From Deseret News archives:
Utah orthopedic, spine surgeon debuts artificial disc for neck
Now she's back at work at Salt Lake Community College and more active than she's been in some time, because the pain is gone.
She is the first Utahn to have a new kind of artificial cervical disc implanted. The Medtronic Prestige Cervical Disc is made of stainless steel that allows full flexibility, unlike the more commonly used spinal fusion.
When a surgeon does a spinal fusion, he removes the herniated or ruptured disc and uses bone to maintain the space, then screws a small plate to the two vertebrae on either side of the disc, to hold it rigid until it fuses. Cervical spinal fusion is "one of the most successful surgeries" around, according to Dr. Armen Khachatryan, orthopedic and spine surgeon at the Center of Orthopedic and Rehabilitation Excellence at Jordan Valley Medical Center.

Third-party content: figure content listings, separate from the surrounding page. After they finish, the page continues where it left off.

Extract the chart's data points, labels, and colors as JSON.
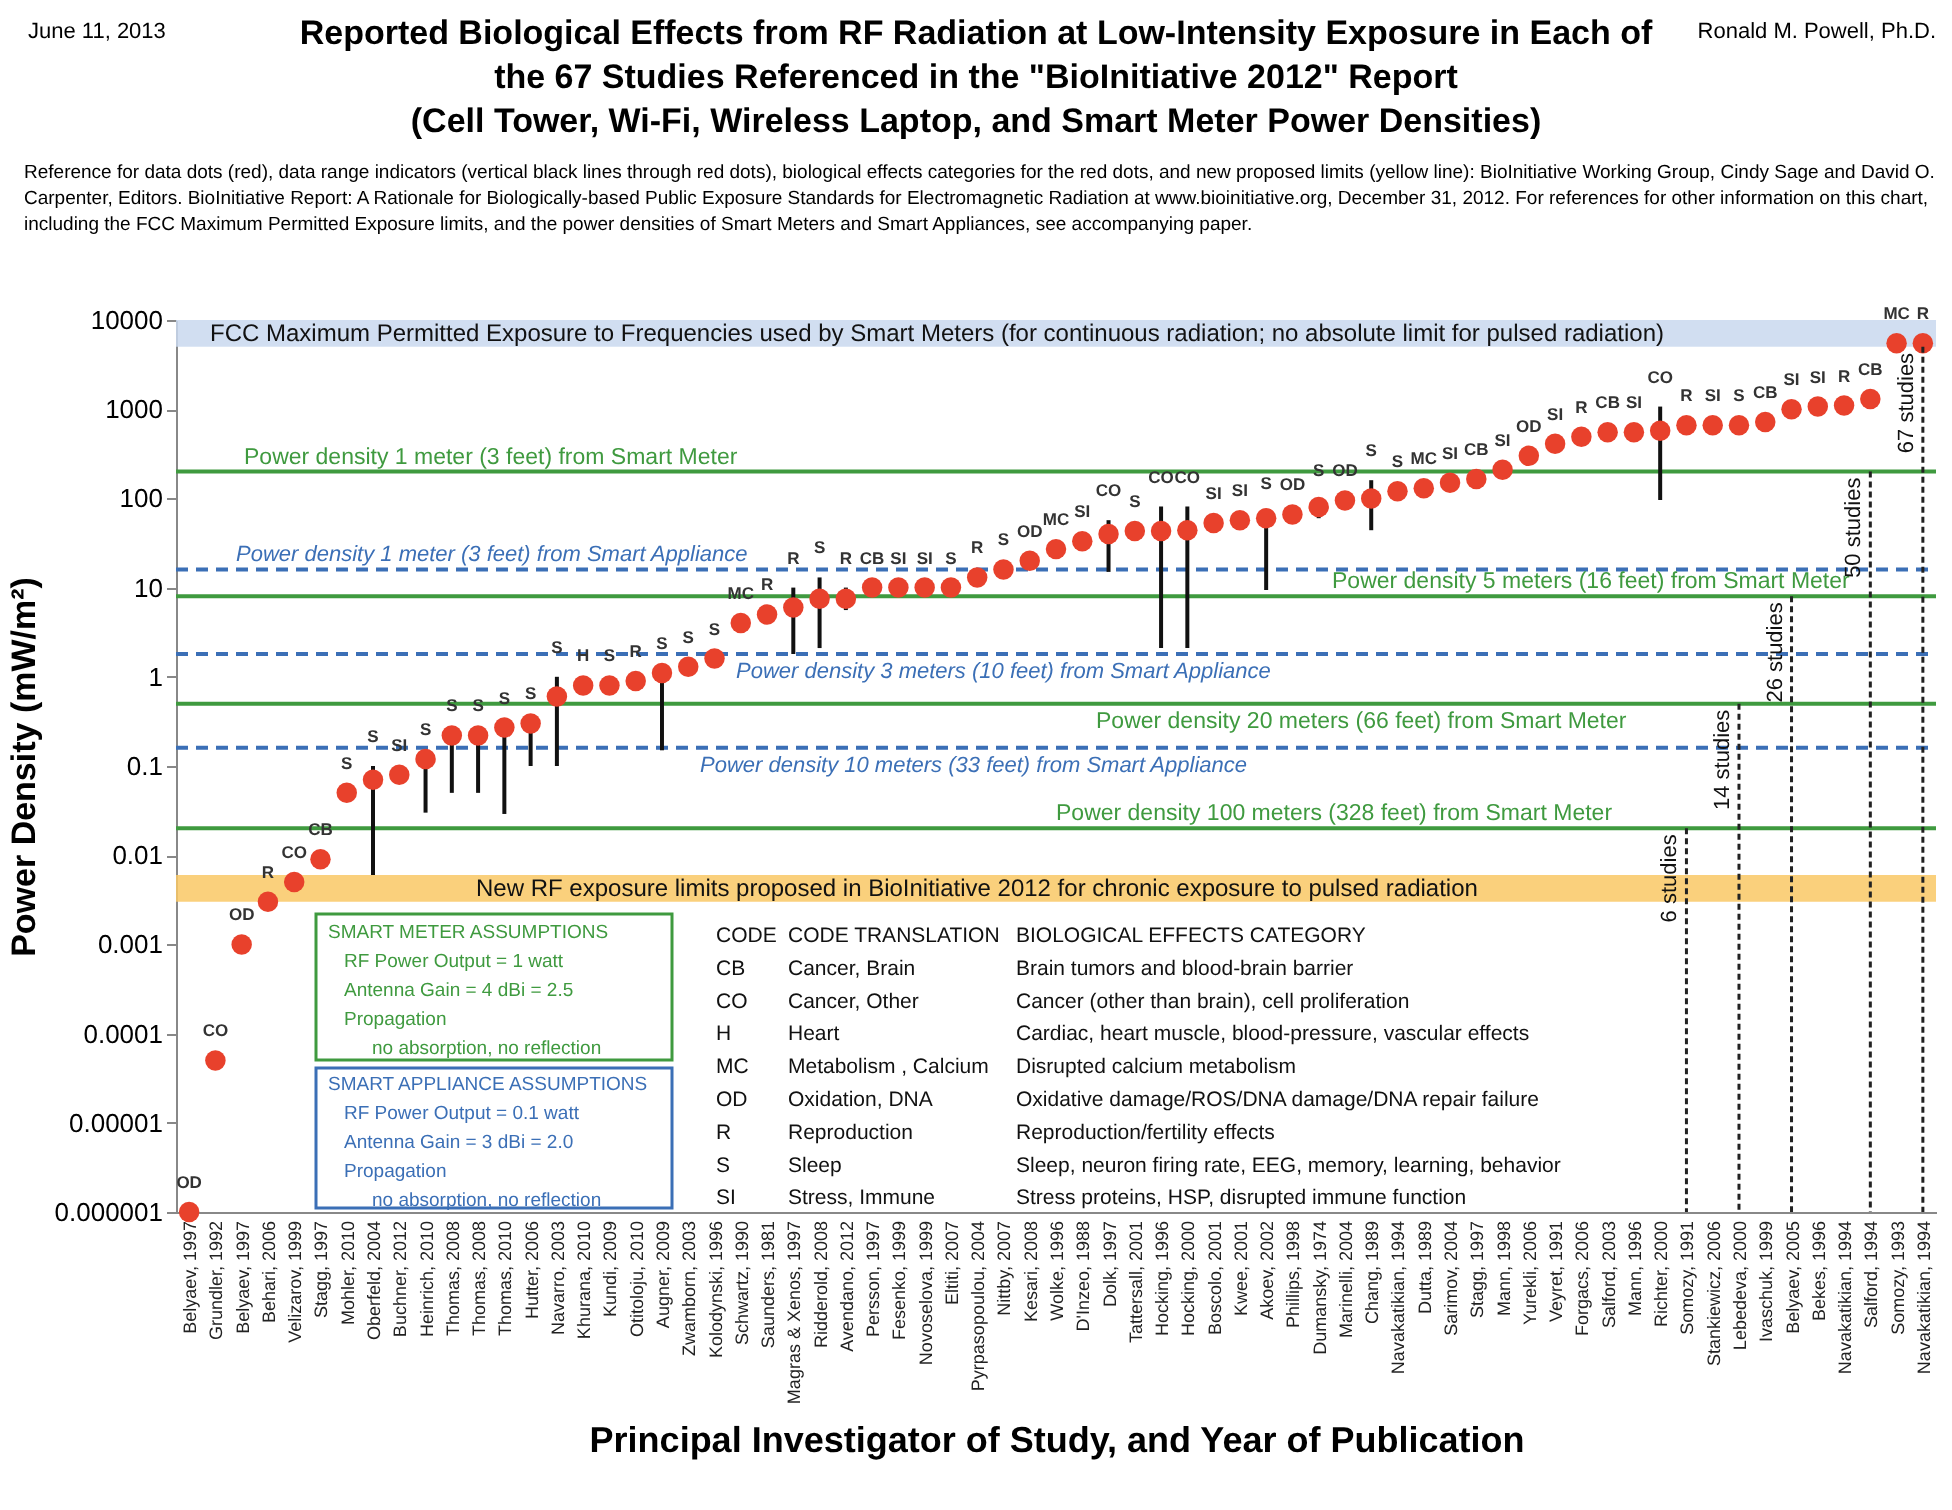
{
  "chart_data": {
    "type": "scatter",
    "title": "Reported Biological Effects from RF Radiation at Low-Intensity Exposure in Each of the 67 Studies Referenced in the \"BioInitiative 2012\" Report",
    "subtitle": "(Cell Tower, Wi-Fi, Wireless Laptop, and Smart Meter Power Densities)",
    "xlabel": "Principal Investigator of Study, and Year of Publication",
    "ylabel": "Power Density (mW/m²)",
    "categories": [
      "Belyaev, 1997",
      "Grundler, 1992",
      "Belyaev, 1997",
      "Behari, 2006",
      "Velizarov, 1999",
      "Stagg, 1997",
      "Mohler, 2010",
      "Oberfeld, 2004",
      "Buchner, 2012",
      "Heinrich, 2010",
      "Thomas, 2008",
      "Thomas, 2008",
      "Thomas, 2010",
      "Hutter, 2006",
      "Navarro, 2003",
      "Khurana, 2010",
      "Kundi, 2009",
      "Otitoloju, 2010",
      "Augner, 2009",
      "Zwamborn, 2003",
      "Kolodynski, 1996",
      "Schwartz, 1990",
      "Saunders, 1981",
      "Magras & Xenos, 1997",
      "Ridderold, 2008",
      "Avendano, 2012",
      "Persson, 1997",
      "Fesenko, 1999",
      "Novoselova, 1999",
      "Eltiti, 2007",
      "Pyrpasopoulou, 2004",
      "Nittby, 2007",
      "Kesari, 2008",
      "Wolke, 1996",
      "D'Inzeo, 1988",
      "Dolk, 1997",
      "Tattersall, 2001",
      "Hocking, 1996",
      "Hocking, 2000",
      "Boscolo, 2001",
      "Kwee, 2001",
      "Akoev, 2002",
      "Phillips, 1998",
      "Dumansky, 1974",
      "Marinelli, 2004",
      "Chang, 1989",
      "Navakatikian, 1994",
      "Dutta, 1989",
      "Sarimov, 2004",
      "Stagg, 1997",
      "Mann, 1998",
      "Yurekli, 2006",
      "Veyret, 1991",
      "Forgacs, 2006",
      "Salford, 2003",
      "Mann, 1996",
      "Richter, 2000",
      "Somozy, 1991",
      "Stankiewicz, 2006",
      "Lebedeva, 2000",
      "Ivaschuk, 1999",
      "Belyaev, 2005",
      "Bekes, 1996",
      "Navakatikian, 1994",
      "Salford, 1994",
      "Somozy, 1993",
      "Navakatikian, 1994"
    ],
    "values": [
      1e-06,
      5e-05,
      0.001,
      0.003,
      0.005,
      0.009,
      0.05,
      0.07,
      0.08,
      0.12,
      0.22,
      0.22,
      0.27,
      0.3,
      0.6,
      0.8,
      0.8,
      0.9,
      1.1,
      1.3,
      1.6,
      4,
      5,
      6,
      7.5,
      7.5,
      10,
      10,
      10,
      10,
      13,
      16,
      20,
      27,
      33,
      40,
      43,
      43,
      44,
      53,
      57,
      60,
      66,
      80,
      95,
      100,
      120,
      130,
      150,
      165,
      210,
      300,
      410,
      490,
      550,
      550,
      575,
      660,
      660,
      660,
      720,
      1000,
      1070,
      1100,
      1300,
      5500,
      5500
    ],
    "errors": [
      null,
      null,
      null,
      null,
      null,
      null,
      null,
      [
        0.006,
        0.1
      ],
      null,
      [
        0.03,
        0.12
      ],
      [
        0.05,
        0.22
      ],
      [
        0.05,
        0.22
      ],
      [
        0.029,
        0.27
      ],
      [
        0.1,
        0.3
      ],
      [
        0.1,
        1
      ],
      null,
      null,
      null,
      [
        0.15,
        1.1
      ],
      null,
      null,
      null,
      null,
      [
        1.8,
        10
      ],
      [
        2.1,
        13
      ],
      [
        5.6,
        10
      ],
      null,
      null,
      null,
      null,
      null,
      null,
      null,
      null,
      null,
      [
        15,
        57
      ],
      null,
      [
        2.1,
        81
      ],
      [
        2.1,
        81
      ],
      null,
      null,
      [
        9.4,
        68
      ],
      null,
      [
        60,
        95
      ],
      null,
      [
        44,
        160
      ],
      null,
      null,
      null,
      null,
      null,
      null,
      null,
      null,
      null,
      null,
      [
        96,
        1070
      ],
      null,
      null,
      null,
      null,
      null,
      null,
      null,
      null,
      null,
      null
    ],
    "value_labels": [
      "OD",
      "CO",
      "OD",
      "R",
      "CO",
      "CB",
      "S",
      "S",
      "SI",
      "S",
      "S",
      "S",
      "S",
      "S",
      "S",
      "H",
      "S",
      "R",
      "S",
      "S",
      "S",
      "MC",
      "R",
      "R",
      "S",
      "R",
      "CB",
      "SI",
      "SI",
      "S",
      "R",
      "S",
      "OD",
      "MC",
      "SI",
      "CO",
      "S",
      "CO",
      "CO",
      "SI",
      "SI",
      "S",
      "OD",
      "S",
      "OD",
      "S",
      "S",
      "MC",
      "SI",
      "CB",
      "SI",
      "OD",
      "SI",
      "R",
      "CB",
      "SI",
      "CO",
      "R",
      "SI",
      "S",
      "CB",
      "SI",
      "SI",
      "R",
      "CB",
      "MC",
      "R"
    ],
    "color": "#e8412c",
    "marker": "circle",
    "log": true,
    "ylim": [
      1e-06,
      10000
    ],
    "yticks": [
      {
        "value": 1e-06,
        "label": "0.000001"
      },
      {
        "value": 1e-05,
        "label": "0.00001"
      },
      {
        "value": 0.0001,
        "label": "0.0001"
      },
      {
        "value": 0.001,
        "label": "0.001"
      },
      {
        "value": 0.01,
        "label": "0.01"
      },
      {
        "value": 0.1,
        "label": "0.1"
      },
      1,
      10,
      100,
      1000,
      10000
    ],
    "ref_lines": [
      {
        "axis": "y",
        "value": 200,
        "label": "Power density 1 meter (3 feet) from Smart Meter",
        "color": "#3f9a3f",
        "line_style": "solid"
      },
      {
        "axis": "y",
        "value": 8,
        "label": "Power density 5 meters (16 feet) from Smart Meter",
        "color": "#3f9a3f",
        "line_style": "solid"
      },
      {
        "axis": "y",
        "value": 0.5,
        "label": "Power density 20 meters (66 feet) from Smart Meter",
        "color": "#3f9a3f",
        "line_style": "solid"
      },
      {
        "axis": "y",
        "value": 0.02,
        "label": "Power density 100 meters (328 feet) from Smart Meter",
        "color": "#3f9a3f",
        "line_style": "solid"
      },
      {
        "axis": "y",
        "value": 16,
        "label": "Power density 1 meter (3 feet) from Smart Appliance",
        "color": "#3b6fb6",
        "line_style": "dashed"
      },
      {
        "axis": "y",
        "value": 1.8,
        "label": "Power density 3 meters (10 feet) from Smart Appliance",
        "color": "#3b6fb6",
        "line_style": "dashed"
      },
      {
        "axis": "y",
        "value": 0.16,
        "label": "Power density 10 meters (33 feet) from Smart Appliance",
        "color": "#3b6fb6",
        "line_style": "dashed"
      }
    ],
    "bands": [
      {
        "axis": "y",
        "from": 5000,
        "to": 10000,
        "label": "FCC Maximum Permitted Exposure to Frequencies used by Smart Meters (for continuous radiation; no absolute limit for pulsed radiation)",
        "color": "#c9d8ee"
      },
      {
        "axis": "y",
        "from": 0.003,
        "to": 0.006,
        "label": "New RF exposure limits proposed in BioInitiative 2012 for chronic exposure to pulsed radiation",
        "color": "#f9c865"
      }
    ],
    "annotations": [
      "June 11, 2013",
      "Ronald M. Powell, Ph.D.",
      "Reference for data dots (red), data range indicators (vertical black lines through red dots), biological effects categories for the red dots, and new proposed limits (yellow line): BioInitiative Working Group, Cindy Sage and David O. Carpenter, Editors. BioInitiative Report: A Rationale for Biologically-based Public Exposure Standards for Electromagnetic Radiation at www.bioinitiative.org, December 31, 2012. For references for other information on this chart, including the FCC Maximum Permitted Exposure limits, and the power densities of Smart Meters and Smart Appliances, see accompanying paper.",
      "SMART METER ASSUMPTIONS",
      "RF Power Output = 1 watt",
      "Antenna Gain = 4 dBi = 2.5",
      "Propagation",
      "no absorption, no reflection",
      "SMART APPLIANCE ASSUMPTIONS",
      "RF Power Output = 0.1 watt",
      "Antenna Gain = 3 dBi = 2.0",
      "Propagation",
      "no absorption, no reflection",
      "CODE",
      "CODE TRANSLATION",
      "BIOLOGICAL EFFECTS CATEGORY",
      "CB",
      "Cancer, Brain",
      "Brain tumors and blood-brain barrier",
      "CO",
      "Cancer, Other",
      "Cancer (other than brain), cell proliferation",
      "H",
      "Heart",
      "Cardiac, heart muscle, blood-pressure, vascular effects",
      "MC",
      "Metabolism , Calcium",
      "Disrupted calcium metabolism",
      "OD",
      "Oxidation, DNA",
      "Oxidative damage/ROS/DNA damage/DNA repair failure",
      "R",
      "Reproduction",
      "Reproduction/fertility effects",
      "S",
      "Sleep",
      "Sleep, neuron firing rate, EEG, memory, learning, behavior",
      "SI",
      "Stress, Immune",
      "Stress proteins, HSP, disrupted immune function",
      {
        "text": "6 studies",
        "x": "Somozy, 1991",
        "y": 0.02
      },
      {
        "text": "14 studies",
        "x": "Lebedeva, 2000",
        "y": 0.5
      },
      {
        "text": "26 studies",
        "x": "Belyaev, 2005",
        "y": 8
      },
      {
        "text": "50 studies",
        "x": "Salford, 1994",
        "y": 200
      },
      {
        "text": "67 studies",
        "y": 5000
      }
    ]
  }
}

The Medtronic device won Food and Drug Administration approval last summer, and an FDA panel said it was superior to fusion, the gold standard surgery, "in both pain relief and overall function," Khachatryan said.
Some insurance companies have not yet approved payment for the technology "a few have, and we are sure more will," said Medtronic's Chad Field so it has been implanted only once in Utah, in Keyser, since it won market approval. But Field said about two dozen Utah surgeons have trained and are now able to implant the disc.
It doesn't change the length of the surgery much, Khachatryan said. The damaged disc still must be removed. But instead of inserting bone, the surgeon looks for the closest fit in terms of depth, width and length, then implants the artificial disc, which has a small ball that comes down on the bottom of the upper vertebrae and locks into a matching depression on the piece that goes on the top of the lower vertebrae. Then the artificial disc is fixed in place with screws. The patient is monitored overnight to make sure there are no complications and is released the next day.
Currently, the Prestige is available for people who have not had previous spinal surgeries. That's likely to change, Khachatryan predicts, as it is used more. Eventually, he believes it would prove effective for those who've had a spinal fusion if they need other cervical discs replaced.
Someone with no disc space can't have the surgery either. There has to be room for a good fit with the artificial disc.
A similar technique has been used for the lower back, but this is the first of its kind for the neck area.
Keyser, 45, said after surgery it was such a relief to have the pain from the herniated disc gone that she hardly noticed any from the surgery itself.